Currently, Alyssa works with the Missouri Alliance for Children and Families as a Care Manager. She works predominantly with high-needs, high-risk teens providing support and resources. She is particularly suited to this job because it allows her to work with teens from an array of areas from the St. Louis metro area from Hannibal to Jefferson County.In her spare time you can find her playing Ultimate Frisbee in Forest Park, doing Acroyoga in Tower Grove Park, or rock climbing indoors.

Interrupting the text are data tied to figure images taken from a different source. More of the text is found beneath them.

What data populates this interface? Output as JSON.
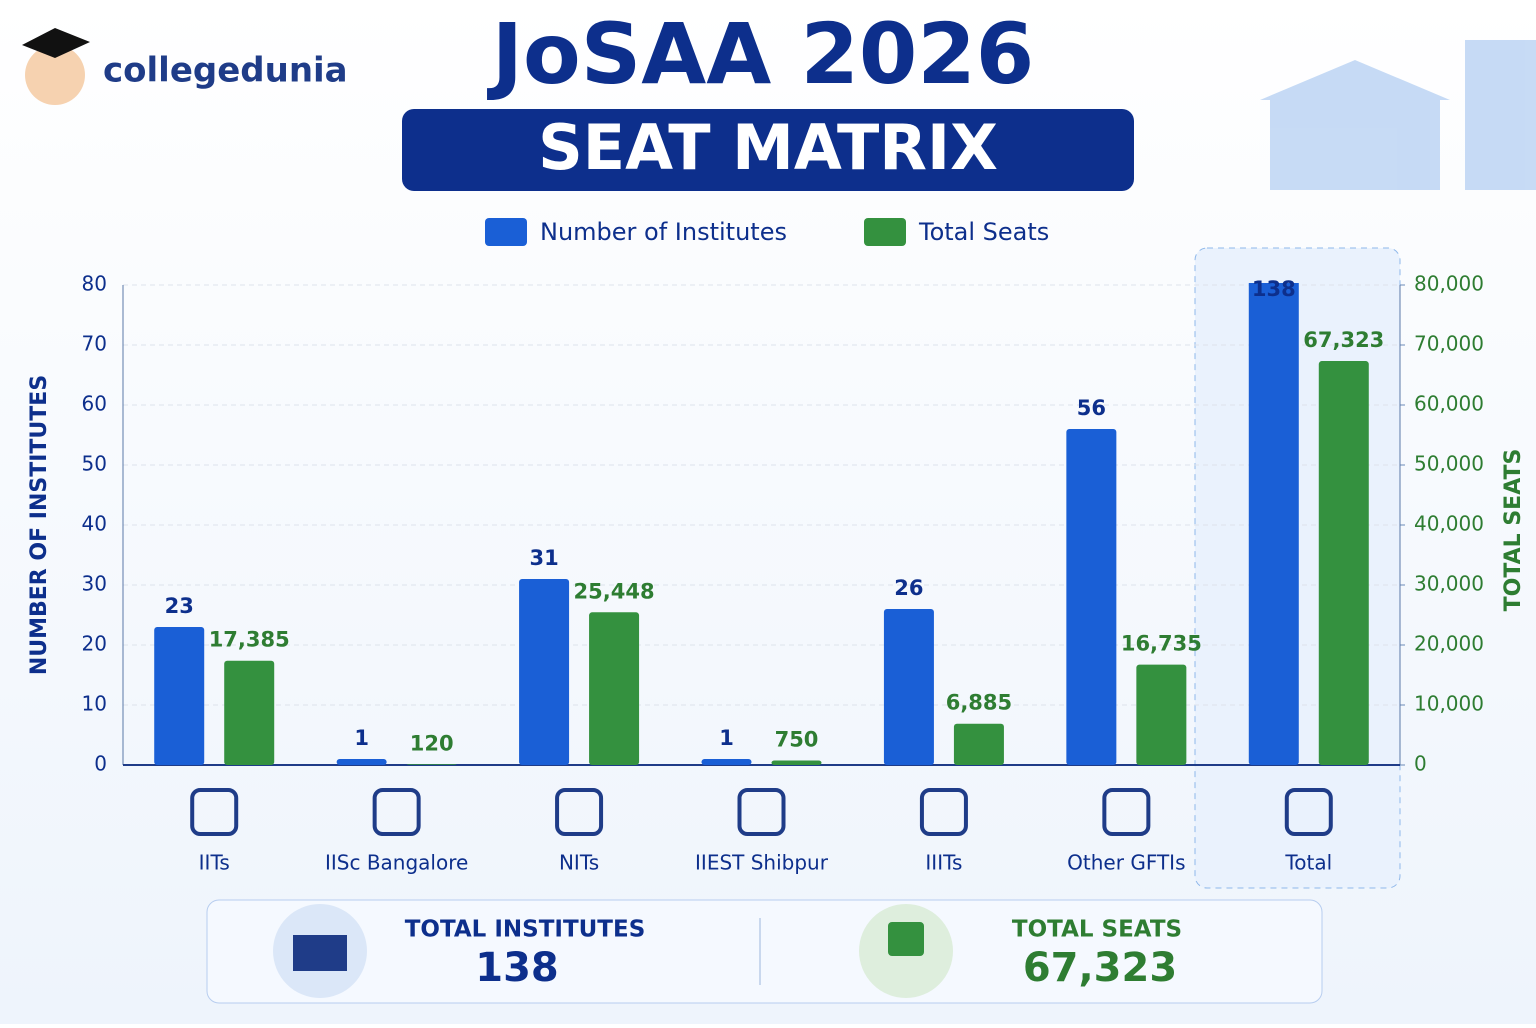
{
  "brand": "collegedunia",
  "chart_data": {
    "type": "bar",
    "title": "JoSAA 2026",
    "subtitle": "SEAT MATRIX",
    "categories": [
      "IITs",
      "IISc Bangalore",
      "NITs",
      "IIEST Shibpur",
      "IIITs",
      "Other GFTIs",
      "Total"
    ],
    "series": [
      {
        "name": "Number of Institutes",
        "color": "#1a5fd6",
        "values": [
          23,
          1,
          31,
          1,
          26,
          56,
          138
        ]
      },
      {
        "name": "Total Seats",
        "color": "#34913f",
        "axis": "y2",
        "values": [
          17385,
          120,
          25448,
          750,
          6885,
          16735,
          67323
        ],
        "value_labels": [
          "17,385",
          "120",
          "25,448",
          "750",
          "6,885",
          "16,735",
          "67,323"
        ]
      }
    ],
    "ylabel": "NUMBER OF INSTITUTES",
    "y2label": "TOTAL SEATS",
    "ylim": [
      0,
      80
    ],
    "yticks": [
      0,
      10,
      20,
      30,
      40,
      50,
      60,
      70,
      80
    ],
    "y2lim": [
      0,
      80000
    ],
    "y2ticks": [
      0,
      {
        "value": 10000,
        "label": "10,000"
      },
      {
        "value": 20000,
        "label": "20,000"
      },
      {
        "value": 30000,
        "label": "30,000"
      },
      {
        "value": 40000,
        "label": "40,000"
      },
      {
        "value": 50000,
        "label": "50,000"
      },
      {
        "value": 60000,
        "label": "60,000"
      },
      {
        "value": 70000,
        "label": "70,000"
      },
      {
        "value": 80000,
        "label": "80,000"
      }
    ],
    "grid": true,
    "legend": "top"
  },
  "summary": [
    {
      "label": "TOTAL INSTITUTES",
      "value": 138
    },
    {
      "label": "TOTAL SEATS",
      "value": 67323,
      "value_label": "67,323"
    }
  ]
}
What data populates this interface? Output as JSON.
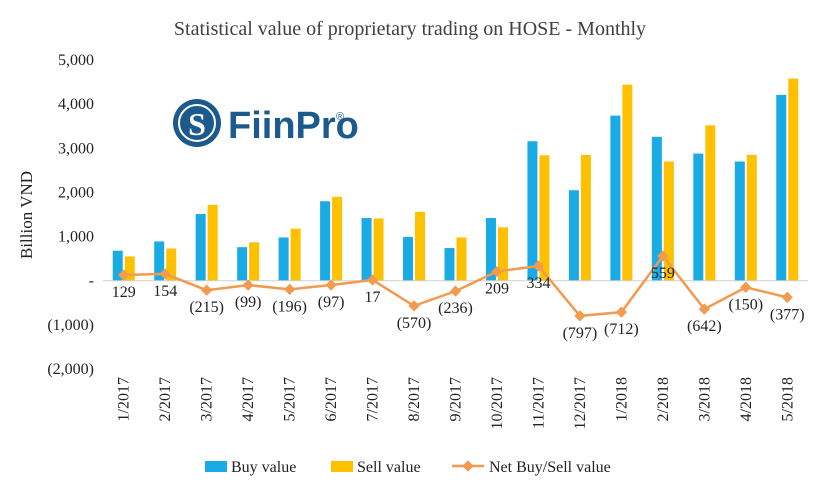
{
  "logo": {
    "text": "FiinPro",
    "registered": "®"
  },
  "chart_data": {
    "type": "bar",
    "title": "Statistical value of proprietary trading on HOSE - Monthly",
    "xlabel": "",
    "ylabel": "Billion VND",
    "ylim": [
      -2000,
      5000
    ],
    "yticks": [
      -2000,
      -1000,
      0,
      1000,
      2000,
      3000,
      4000,
      5000
    ],
    "ytick_labels": [
      "(2,000)",
      "(1,000)",
      "-",
      "1,000",
      "2,000",
      "3,000",
      "4,000",
      "5,000"
    ],
    "grid": false,
    "legend": "bottom",
    "categories": [
      "1/2017",
      "2/2017",
      "3/2017",
      "4/2017",
      "5/2017",
      "6/2017",
      "7/2017",
      "8/2017",
      "9/2017",
      "10/2017",
      "11/2017",
      "12/2017",
      "1/2018",
      "2/2018",
      "3/2018",
      "4/2018",
      "5/2018"
    ],
    "series": [
      {
        "name": "Buy value",
        "type": "bar",
        "color": "#1aabe5",
        "values": [
          680,
          890,
          1510,
          760,
          980,
          1800,
          1420,
          990,
          740,
          1420,
          3160,
          2050,
          3740,
          3260,
          2880,
          2700,
          4210
        ]
      },
      {
        "name": "Sell value",
        "type": "bar",
        "color": "#ffc000",
        "values": [
          550,
          730,
          1720,
          870,
          1180,
          1900,
          1410,
          1560,
          980,
          1210,
          2840,
          2850,
          4440,
          2700,
          3520,
          2850,
          4580
        ]
      },
      {
        "name": "Net Buy/Sell value",
        "type": "line",
        "color": "#f29a4e",
        "values": [
          129,
          154,
          -215,
          -99,
          -196,
          -97,
          17,
          -570,
          -236,
          209,
          334,
          -797,
          -712,
          559,
          -642,
          -150,
          -377
        ],
        "labels": [
          "129",
          "154",
          "(215)",
          "(99)",
          "(196)",
          "(97)",
          "17",
          "(570)",
          "(236)",
          "209",
          "334",
          "(797)",
          "(712)",
          "559",
          "(642)",
          "(150)",
          "(377)"
        ]
      }
    ]
  }
}
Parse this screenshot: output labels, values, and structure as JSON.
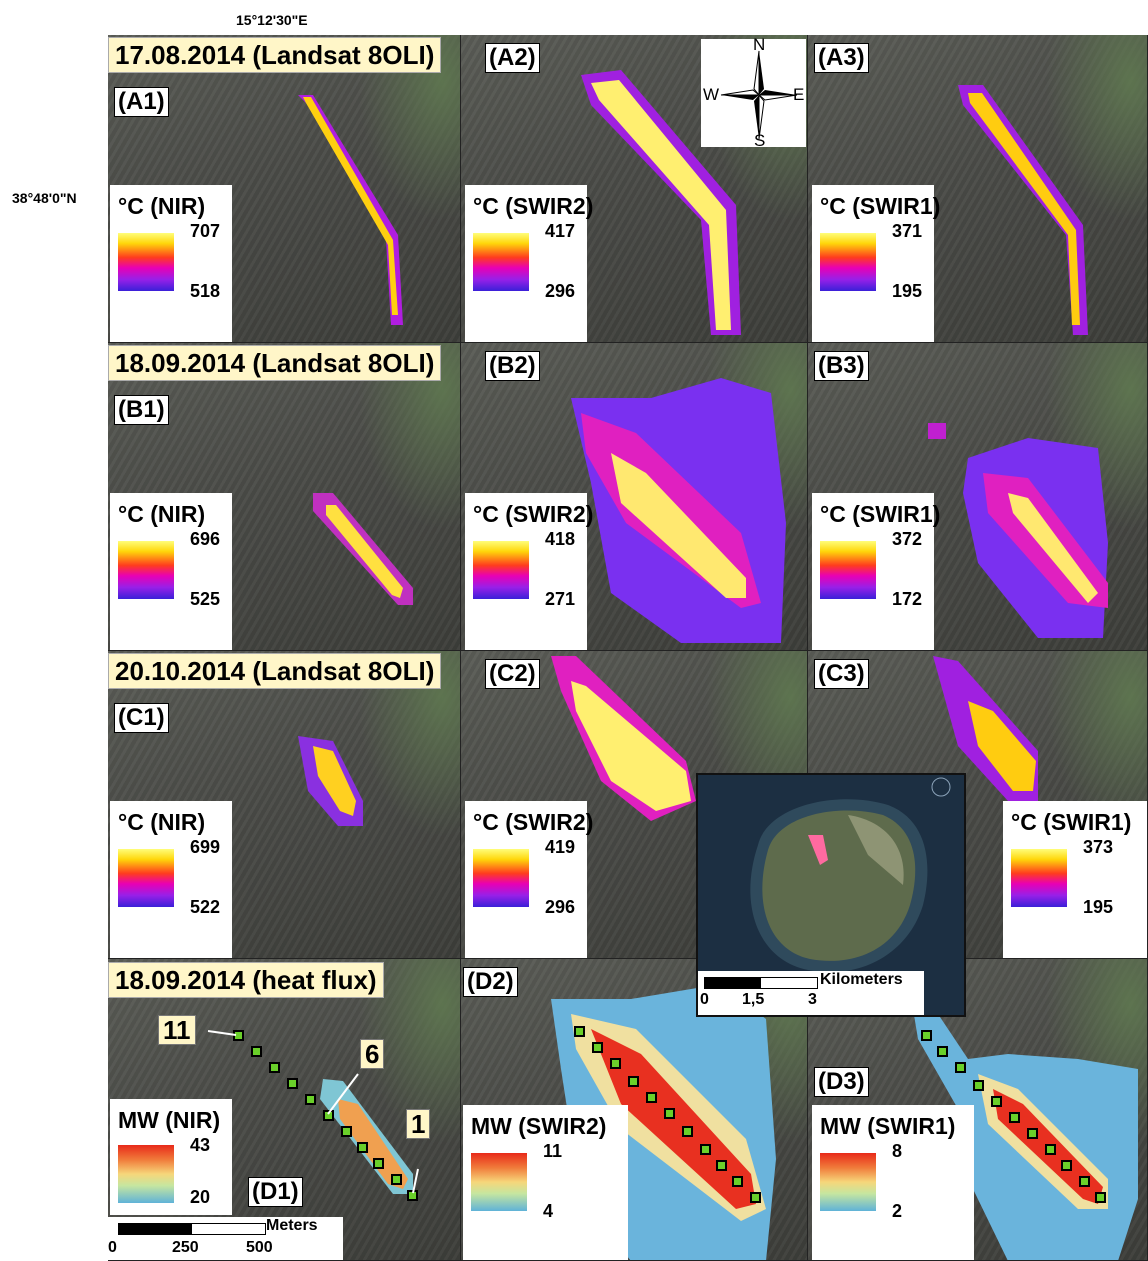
{
  "coords": {
    "lon": "15°12'30\"E",
    "lat": "38°48'0\"N"
  },
  "rows": [
    {
      "header": "17.08.2014 (Landsat 8OLI)"
    },
    {
      "header": "18.09.2014 (Landsat 8OLI)"
    },
    {
      "header": "20.10.2014 (Landsat 8OLI)"
    },
    {
      "header": "18.09.2014 (heat flux)"
    }
  ],
  "panels": {
    "A1": "(A1)",
    "A2": "(A2)",
    "A3": "(A3)",
    "B1": "(B1)",
    "B2": "(B2)",
    "B3": "(B3)",
    "C1": "(C1)",
    "C2": "(C2)",
    "C3": "(C3)",
    "D1": "(D1)",
    "D2": "(D2)",
    "D3": "(D3)"
  },
  "legends": {
    "A1": {
      "title": "°C (NIR)",
      "max": "707",
      "min": "518"
    },
    "A2": {
      "title": "°C (SWIR2)",
      "max": "417",
      "min": "296"
    },
    "A3": {
      "title": "°C (SWIR1)",
      "max": "371",
      "min": "195"
    },
    "B1": {
      "title": "°C (NIR)",
      "max": "696",
      "min": "525"
    },
    "B2": {
      "title": "°C (SWIR2)",
      "max": "418",
      "min": "271"
    },
    "B3": {
      "title": "°C (SWIR1)",
      "max": "372",
      "min": "172"
    },
    "C1": {
      "title": "°C (NIR)",
      "max": "699",
      "min": "522"
    },
    "C2": {
      "title": "°C (SWIR2)",
      "max": "419",
      "min": "296"
    },
    "C3": {
      "title": "°C (SWIR1)",
      "max": "373",
      "min": "195"
    },
    "D1": {
      "title": "MW (NIR)",
      "max": "43",
      "min": "20"
    },
    "D2": {
      "title": "MW (SWIR2)",
      "max": "11",
      "min": "4"
    },
    "D3": {
      "title": "MW (SWIR1)",
      "max": "8",
      "min": "2"
    }
  },
  "compass": {
    "n": "N",
    "s": "S",
    "e": "E",
    "w": "W"
  },
  "callouts": {
    "c11": "11",
    "c6": "6",
    "c1": "1"
  },
  "scale_m": {
    "unit": "Meters",
    "t0": "0",
    "t1": "250",
    "t2": "500"
  },
  "scale_km": {
    "unit": "Kilometers",
    "t0": "0",
    "t1": "1,5",
    "t2": "3"
  }
}
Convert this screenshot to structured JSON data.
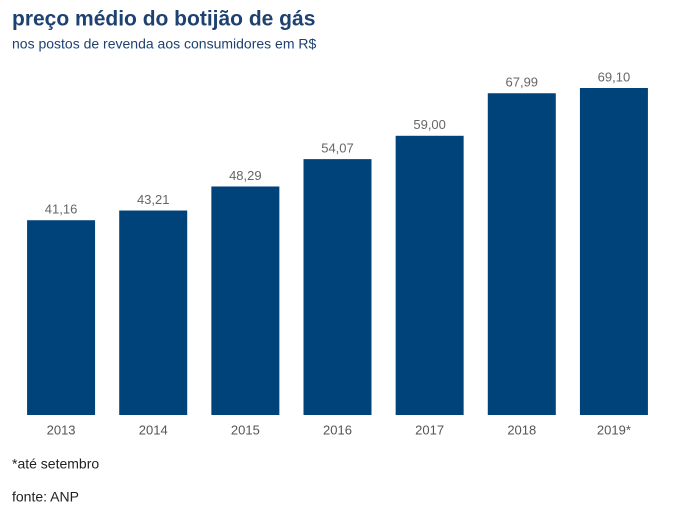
{
  "chart_data": {
    "type": "bar",
    "title": "preço médio do botijão de gás",
    "subtitle": "nos postos de revenda aos consumidores em R$",
    "categories": [
      "2013",
      "2014",
      "2015",
      "2016",
      "2017",
      "2018",
      "2019*"
    ],
    "values": [
      41.16,
      43.21,
      48.29,
      54.07,
      59.0,
      67.99,
      69.1
    ],
    "value_labels": [
      "41,16",
      "43,21",
      "48,29",
      "54,07",
      "59,00",
      "67,99",
      "69,10"
    ],
    "color": "#00427a",
    "notes": [
      "*até setembro",
      "fonte: ANP"
    ]
  }
}
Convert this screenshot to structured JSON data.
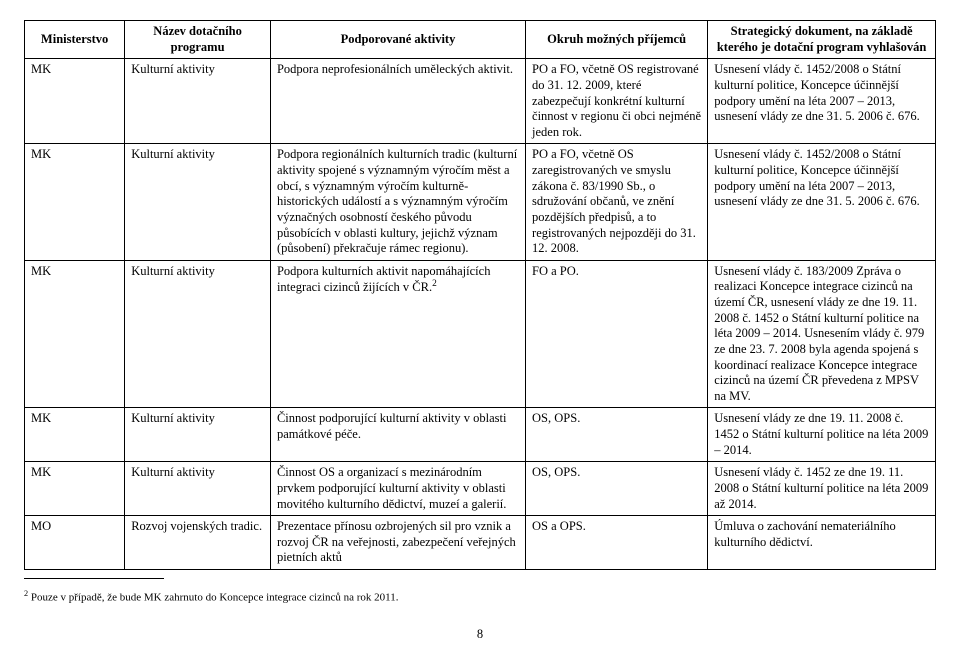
{
  "columns": {
    "c1": "Ministerstvo",
    "c2": "Název dotačního programu",
    "c3": "Podporované aktivity",
    "c4": "Okruh možných příjemců",
    "c5": "Strategický dokument, na základě kterého je dotační program vyhlašován"
  },
  "rows": [
    {
      "c1": "MK",
      "c2": "Kulturní aktivity",
      "c3": "Podpora neprofesionálních uměleckých aktivit.",
      "c4": "PO a FO, včetně OS registrované do 31. 12. 2009, které zabezpečují konkrétní kulturní činnost v regionu či obci nejméně jeden rok.",
      "c5": "Usnesení vlády č. 1452/2008 o Státní kulturní politice, Koncepce účinnější podpory umění na léta 2007 – 2013, usnesení vlády ze dne 31. 5. 2006 č. 676."
    },
    {
      "c1": "MK",
      "c2": "Kulturní aktivity",
      "c3": "Podpora regionálních kulturních tradic (kulturní aktivity spojené s významným výročím měst a obcí, s významným výročím kulturně-historických událostí a s významným výročím význačných osobností českého původu působících v oblasti kultury, jejichž význam (působení) překračuje rámec regionu).",
      "c4": "PO a FO, včetně OS zaregistrovaných ve smyslu zákona č. 83/1990 Sb., o sdružování občanů, ve znění pozdějších předpisů, a to registrovaných nejpozději do 31. 12. 2008.",
      "c5": "Usnesení vlády č. 1452/2008 o Státní kulturní politice, Koncepce účinnější podpory umění na léta 2007 – 2013, usnesení vlády ze dne 31. 5. 2006 č. 676."
    },
    {
      "c1": "MK",
      "c2": "Kulturní aktivity",
      "c3_html": "Podpora kulturních aktivit napomáhajících integraci cizinců žijících v ČR.<sup>2</sup>",
      "c4": "FO a PO.",
      "c5": "Usnesení vlády č. 183/2009 Zpráva o realizaci Koncepce integrace cizinců na území ČR, usnesení vlády ze dne 19. 11. 2008 č. 1452 o Státní kulturní politice na léta 2009 – 2014. Usnesením vlády č. 979 ze dne 23. 7. 2008 byla agenda spojená s koordinací realizace Koncepce integrace cizinců na území ČR převedena z MPSV na MV."
    },
    {
      "c1": "MK",
      "c2": "Kulturní aktivity",
      "c3": "Činnost podporující kulturní aktivity v oblasti památkové péče.",
      "c4": "OS, OPS.",
      "c5": "Usnesení vlády ze dne 19. 11. 2008 č. 1452 o Státní kulturní politice na léta 2009 – 2014."
    },
    {
      "c1": "MK",
      "c2": "Kulturní aktivity",
      "c3": "Činnost OS a organizací s mezinárodním prvkem podporující kulturní aktivity v oblasti movitého kulturního dědictví, muzeí a galerií.",
      "c4": "OS, OPS.",
      "c5": "Usnesení vlády č. 1452 ze dne 19. 11. 2008 o Státní kulturní politice na léta 2009 až 2014."
    },
    {
      "c1": "MO",
      "c2": "Rozvoj vojenských tradic.",
      "c3": "Prezentace přínosu ozbrojených sil pro vznik a rozvoj ČR na veřejnosti, zabezpečení veřejných pietních aktů",
      "c4": "OS a OPS.",
      "c5": "Úmluva o zachování nemateriálního kulturního dědictví."
    }
  ],
  "footnote_marker": "2",
  "footnote_text": " Pouze v případě, že bude MK zahrnuto do Koncepce integrace cizinců na rok 2011.",
  "page_number": "8"
}
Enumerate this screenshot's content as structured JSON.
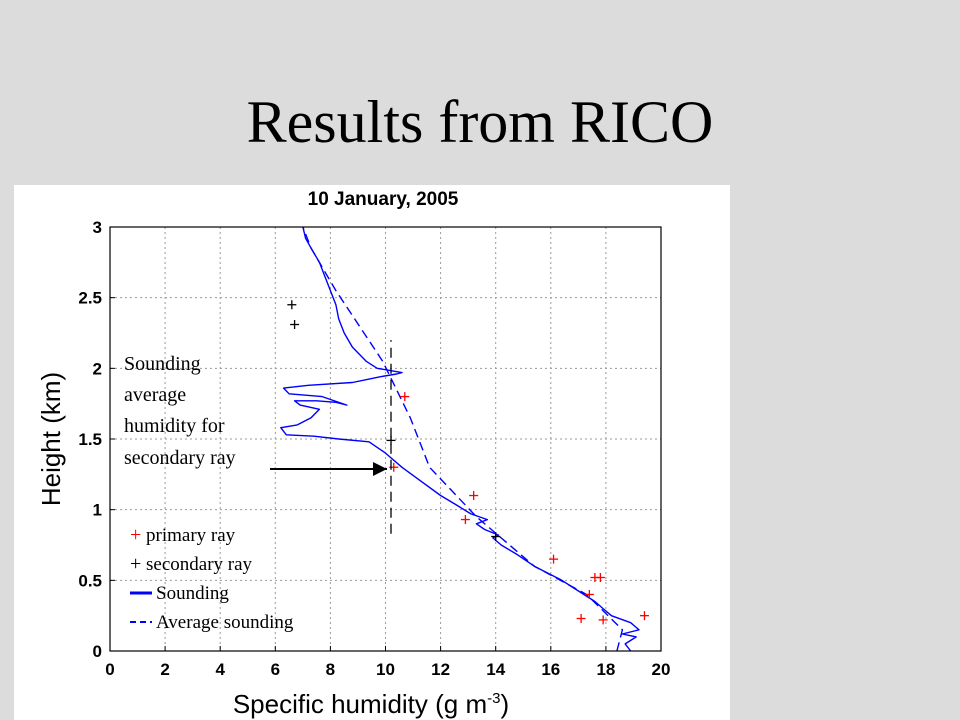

Natalie recently moved to St. Louis from Tucson, Arizona. She has a master’s from the University of Arizona in Development Practice, and studied emissions impacts from fuelwood extraction in Lombok, Indonesia. Currently, she is a Solar Educator for StraightUp Solar. She works with community members and organizations to educate individuals about the benefits of going solar, and manages the company's customer flow.
During the evening, she manages an international nonprofit that supports international youth capacity building, sends young people to the United Nations climate talks, and supports a coalition of organizations to execute the climate communications campaign, ClimateSign.org.
In addition to working on these initiatives, Natalie serves on the Board of Directors for the Sierra Club. She is committed to getting the United States to address climate change, commit to 100% renewable energy, and create an equitable world where people can have access the resources they need in order to meet their basic needs.
Tonia is an innovator committed to equity. She is a consultant at a boutique communications firm where she works on a range of communications, public engagement and policy issues spanning education, transportation, healthcare, and inclusion.
Prior to relocating to St. Louis, she spent the last five years strengthening pipelines for underrepresented students to S.T.E.M. fields through Teach for America and the Harvard T.H. Chan School of Public Health. She also participated in research at the intersection of policy and quantitative public health at Brigham and Women’s Hospital.
She is a graduate of Wellesley College where she got her start as a social entrepreneur. Inspired by the school’s motto, Non Ministrari sed Ministrare, which means “Not to be ministered unto, but to minister,” she started a social justice organization and launched an international service trip for 30 students to volunteer and explore sociopolitical issues in the Caribbean. Tonia is a member of Delta Sigma Theta Sorority, Inc. On weekends, you can find her biking with her partner, Frank.
Purvi Patel is the Assistant Director of the Center for Diversity & Inclusion at Washington University in St. Louis. In this role, Purvi advocates for underrepresented and marginalized students on campus, and develops curriculum and programming to advance students understanding of equity and social justice. Her research and professional interests include campus climate, resilience of historically marginalized communities in higher education, and providing diverse students skills and capacity to create change through civic education. She utilizes her research, programmatic initiatives, and advocacy to empower and center voices that are often left at the margins of the academe. Prior to working at Washington University, Purvi worked at Oberlin College, and Loyola University Maryland.
Purvi is originally from Dallas, Texas and completed her B.A. in History at Loyola University Chicago and her M.A. in College Student Personnel at Bowling Green State University.
Charles Purnell currently serves as the Digital Operations Manager for Commission Depot and the Digital Marketing Manager for Farfetched. In addition, Charles serves as an active board member for the Social Media Club of St. Louis.